Le tribunal de Paris se prononce lundi matin sur le sort du président du MoDem, François Bayrou, ainsi que sur celui de dix cadres et élus centristes dans l'affaire des assistants parlementaires européens. Le triple candidat à la présidentielle, 72 ans, qui a comparu du 16 octobre au 21 novembre 2023, a précisé qu'il serait présent pour le prononcé de la décision à partir de 10H00 par le président de la 11e chambre correctionnelle.
30 mois d'emprisonnement avec sursis requis contre François Bayrou
Estimant qu'il est coupable de faits portant "atteinte aux valeurs de probité et d'exemplarité qu'il promeut", le parquet a requis contre lui 30 mois d'emprisonnement avec sursis, 70.000 euros d'amende et trois ans d'inéligibilité avec sursis, pour complicité, par instigation, de détournement de fonds publics européens.
Le Haut-commissaire au Plan, proche du président de la République Emmanuel Macron, est soupçonné d'avoir été le "décideur principal" d'un "système frauduleux" ayant consisté, entre 2005 et 2017, à utiliser des fonds européens pour rémunérer des assistants parlementaires qui travaillaient en réalité pour les organisations centristes en France. En cause : 11 contrats litigieux, pour un préjudice total de 293.000 euros selon le Parlement européen, partie civile. Des accusations que François Bayrou a toujours vivement contestées.
À la barre, il avait dénoncé une "intoxication" judiciaire, réfutant longuement l'existence d'un quelconque "système" au bénéfice de son parti. Parmi les autres prévenus figurent l'ex-garde des Sceaux Michel Mercier, 76 ans, cinq anciens eurodéputés dont Jean-Luc Bennahmias, 69 ans, trois cadres et un assistant parlementaire de l'époque. L'accusation a réclamé à leur encontre des peines allant de huit à 20 mois de prison avec sursis et des amendes entre 10.000 et 30.000 euros, assorties de peines d'inéligibilité, là aussi avec sursis.
Les deux structures partisanes sont aussi poursuivies : des amendes de 300.000 euros dont 100.000 ferme et de 500.000 euros dont 200.000 ferme ont été demandées respectivement pour l'UDF et le MoDem. Leurs conseils ont plaidé la relaxe, dépeignant un dossier qui n'a fait que se déliter au fil des années (le préjudice a un temps été estimé à 1,4 million d'euros) et qui ne contiendrait que des documents "sujet à interprétation", sans "aucune preuve".
Une affaire qui contrarie les plans du président du MoDem
Le jugement doit intervenir alors que des nominations gouvernementales pourraient être annoncées "lundi ou mardi", selon un conseiller de l'exécutif, qui a cependant qualifié de "rumeurs" l'hypothèse, entre autres, que le chef du MoDem en fasse partie.

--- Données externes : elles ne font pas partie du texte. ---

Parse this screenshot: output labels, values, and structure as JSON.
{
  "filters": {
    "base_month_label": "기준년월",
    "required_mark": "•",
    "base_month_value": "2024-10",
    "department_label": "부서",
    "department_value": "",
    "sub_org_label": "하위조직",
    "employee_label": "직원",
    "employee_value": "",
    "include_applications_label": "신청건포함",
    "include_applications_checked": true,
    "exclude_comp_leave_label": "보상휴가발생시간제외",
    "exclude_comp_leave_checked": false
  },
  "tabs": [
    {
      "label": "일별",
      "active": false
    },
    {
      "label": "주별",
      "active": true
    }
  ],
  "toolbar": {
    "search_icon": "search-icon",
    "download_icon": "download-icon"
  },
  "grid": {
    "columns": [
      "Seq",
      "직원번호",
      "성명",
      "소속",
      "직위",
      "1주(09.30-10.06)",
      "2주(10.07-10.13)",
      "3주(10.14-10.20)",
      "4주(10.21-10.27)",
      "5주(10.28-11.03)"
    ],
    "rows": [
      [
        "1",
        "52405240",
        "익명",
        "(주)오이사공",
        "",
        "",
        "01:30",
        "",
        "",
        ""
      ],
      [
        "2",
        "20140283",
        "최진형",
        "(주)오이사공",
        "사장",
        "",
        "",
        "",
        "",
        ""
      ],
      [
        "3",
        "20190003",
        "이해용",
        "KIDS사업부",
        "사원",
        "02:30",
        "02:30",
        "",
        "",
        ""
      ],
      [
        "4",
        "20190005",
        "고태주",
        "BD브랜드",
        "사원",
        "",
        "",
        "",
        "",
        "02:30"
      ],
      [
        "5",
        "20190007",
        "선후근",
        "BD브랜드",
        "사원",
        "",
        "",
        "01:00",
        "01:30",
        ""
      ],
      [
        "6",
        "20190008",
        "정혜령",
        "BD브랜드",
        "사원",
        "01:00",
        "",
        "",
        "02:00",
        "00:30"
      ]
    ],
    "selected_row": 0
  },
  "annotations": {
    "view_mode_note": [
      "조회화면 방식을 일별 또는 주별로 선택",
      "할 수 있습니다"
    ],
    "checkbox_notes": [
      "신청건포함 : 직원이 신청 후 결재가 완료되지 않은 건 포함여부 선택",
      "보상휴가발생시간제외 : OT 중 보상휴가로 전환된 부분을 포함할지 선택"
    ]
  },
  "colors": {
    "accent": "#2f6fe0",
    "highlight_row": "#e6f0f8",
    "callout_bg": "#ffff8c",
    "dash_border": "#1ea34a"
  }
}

Dans l'attente de cette décision aux lourds enjeux politiques pour lui, François Bayrou se fait néanmoins particulièrement discret. Et ce alors qu'il est en désaccord certain tant sur le choix de Gabriel Attal pour Matignon que de la composition trop "RPR" du gouvernement.
Cette affaire a complètement contrarié les plans du président du MoDem, dont l'offre d'alliance a contribué à l'élection d'Emmanuel Macron. En 2017, de retour au gouvernement pour la première fois depuis vingt ans, il avait quitté la place Vendôme au bout d'un mois, juste après l'ouverture de l'enquête.
Depuis, la doctrine de Macron a sensiblement évolué : des ministres ont pu rester en poste jusqu'à la tenue de leur procès. Jugé pour prise illégale d'intérêts, le ministre de la Justice Eric Dupond-Moretti a été relaxé le 29 novembre, une décision définitive. Le ministre du Travail, Olivier Dussopt, a comparu pour favoritisme : il a été débarqué lors du remaniement juste avant la décision qui l'a relaxé le 17 janvier. Le parquet financier a cependant fait appel.
L'enquête sur le MoDem avait été ouverte à la suite du signalement d'une eurodéputée d'extrême droite, Sophie Montel, en réponse à celle visant à l'époque le FN, parti que Mme Montel a ensuite quitté. Dans ce dossier, Marine Le Pen a été renvoyée devant la justice en décembre, aux côtés de son père, de son parti et de nombreux cadres. Ils seront jugés à l'automne 2024 pour des soupçons de détournements à hauteur de 6,8 millions d'euros entre 2009 et 2017.